Cell. 1995 Oct 6;83(1):129-35. doi: 10.1016/0092-8674(95)90241-4.
The molecular components of the quality control system that rapidly degrades abnormal membrane and secretory proteins have not been identified. The cystic fibrosis transmembrane conductance regulator (CFTR) is an integral membrane protein to which this quality control is stringently applied; approximately 75% of the wild-type precursor and 100% of the delta F508 CFTR variant found in most CF patients are rapidly degraded before exiting from the ER. We now show that this ER degradation is sensitive to inhibitors of the cytosolic proteasome, including lactacystin and certain peptide aldehydes. One of the latter compounds, MG-132, also completely blocks the ATP-dependent conversion of the wild-type precursor to the native folded form that enables escape from degradation. Hence, CFTR and presumably other intrinsic membrane proteins are substrates for proteasomal degradation during their maturation within the ER.
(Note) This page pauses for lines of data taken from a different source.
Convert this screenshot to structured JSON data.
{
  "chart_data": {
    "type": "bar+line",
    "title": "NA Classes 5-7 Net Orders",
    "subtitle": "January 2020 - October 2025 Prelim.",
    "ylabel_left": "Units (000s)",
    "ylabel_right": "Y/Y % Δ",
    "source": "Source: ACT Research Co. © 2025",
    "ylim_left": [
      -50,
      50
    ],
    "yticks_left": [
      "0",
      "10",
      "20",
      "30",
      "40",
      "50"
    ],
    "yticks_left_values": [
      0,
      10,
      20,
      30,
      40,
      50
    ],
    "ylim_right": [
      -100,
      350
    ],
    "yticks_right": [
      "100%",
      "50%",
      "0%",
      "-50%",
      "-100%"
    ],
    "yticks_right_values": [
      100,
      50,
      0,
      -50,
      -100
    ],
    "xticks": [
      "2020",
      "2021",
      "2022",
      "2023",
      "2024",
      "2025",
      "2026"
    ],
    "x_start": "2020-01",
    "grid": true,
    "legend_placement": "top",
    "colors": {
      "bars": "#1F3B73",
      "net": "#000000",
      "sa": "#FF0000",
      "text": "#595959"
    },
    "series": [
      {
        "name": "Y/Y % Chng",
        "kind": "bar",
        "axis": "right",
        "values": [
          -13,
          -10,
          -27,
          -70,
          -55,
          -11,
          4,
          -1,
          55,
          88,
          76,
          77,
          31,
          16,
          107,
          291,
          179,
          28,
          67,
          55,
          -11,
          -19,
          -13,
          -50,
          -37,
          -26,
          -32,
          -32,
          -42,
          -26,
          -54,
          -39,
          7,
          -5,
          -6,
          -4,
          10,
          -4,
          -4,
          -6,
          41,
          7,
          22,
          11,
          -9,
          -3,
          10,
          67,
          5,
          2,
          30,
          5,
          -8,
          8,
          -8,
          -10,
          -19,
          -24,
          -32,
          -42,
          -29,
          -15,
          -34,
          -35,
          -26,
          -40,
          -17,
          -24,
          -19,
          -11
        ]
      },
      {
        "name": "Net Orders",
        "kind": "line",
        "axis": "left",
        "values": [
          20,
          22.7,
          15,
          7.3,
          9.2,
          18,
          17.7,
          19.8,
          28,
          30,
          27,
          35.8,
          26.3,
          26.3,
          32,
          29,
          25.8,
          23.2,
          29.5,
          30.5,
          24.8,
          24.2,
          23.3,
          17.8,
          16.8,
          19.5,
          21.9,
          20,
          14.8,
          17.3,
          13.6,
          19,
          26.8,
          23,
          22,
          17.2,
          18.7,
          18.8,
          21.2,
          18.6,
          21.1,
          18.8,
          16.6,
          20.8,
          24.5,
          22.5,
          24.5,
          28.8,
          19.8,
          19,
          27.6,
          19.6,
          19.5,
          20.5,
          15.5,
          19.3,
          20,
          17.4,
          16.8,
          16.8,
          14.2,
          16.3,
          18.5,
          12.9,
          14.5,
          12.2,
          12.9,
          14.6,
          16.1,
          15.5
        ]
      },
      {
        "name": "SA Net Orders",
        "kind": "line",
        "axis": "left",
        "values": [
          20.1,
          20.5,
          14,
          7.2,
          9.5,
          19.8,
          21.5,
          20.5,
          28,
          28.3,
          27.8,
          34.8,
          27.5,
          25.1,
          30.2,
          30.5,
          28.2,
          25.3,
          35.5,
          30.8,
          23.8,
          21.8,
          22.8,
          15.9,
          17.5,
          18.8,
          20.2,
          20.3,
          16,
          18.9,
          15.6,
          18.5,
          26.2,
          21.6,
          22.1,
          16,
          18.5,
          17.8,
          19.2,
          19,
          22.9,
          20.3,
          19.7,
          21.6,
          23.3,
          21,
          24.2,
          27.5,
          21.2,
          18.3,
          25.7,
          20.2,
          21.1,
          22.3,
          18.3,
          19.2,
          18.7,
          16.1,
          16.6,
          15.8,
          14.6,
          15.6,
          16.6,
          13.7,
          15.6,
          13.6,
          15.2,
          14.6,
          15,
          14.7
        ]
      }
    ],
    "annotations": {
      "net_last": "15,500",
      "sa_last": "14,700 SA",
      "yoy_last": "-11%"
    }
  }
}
能够快速降解异常膜蛋白和分泌蛋白的质量控制系统的分子成分尚未明确。囊性纤维化跨膜传导调节因子(CFTR)是一种整合膜蛋白,该质量控制系统严格作用于它;在大多数囊性纤维化患者中发现的约75%的野生型前体和100%的ΔF508 CFTR变体在从内质网中排出之前就被迅速降解。我们现在表明,这种内质网降解对胞质蛋白酶体的抑制剂敏感,包括乳胞素和某些肽醛。后一种化合物之一MG-132也完全阻断了野生型前体向能够逃避降解的天然折叠形式的ATP依赖性转化。因此,CFTR以及可能的其他内在膜蛋白在其在内质网中的成熟过程中是蛋白酶体降解的底物。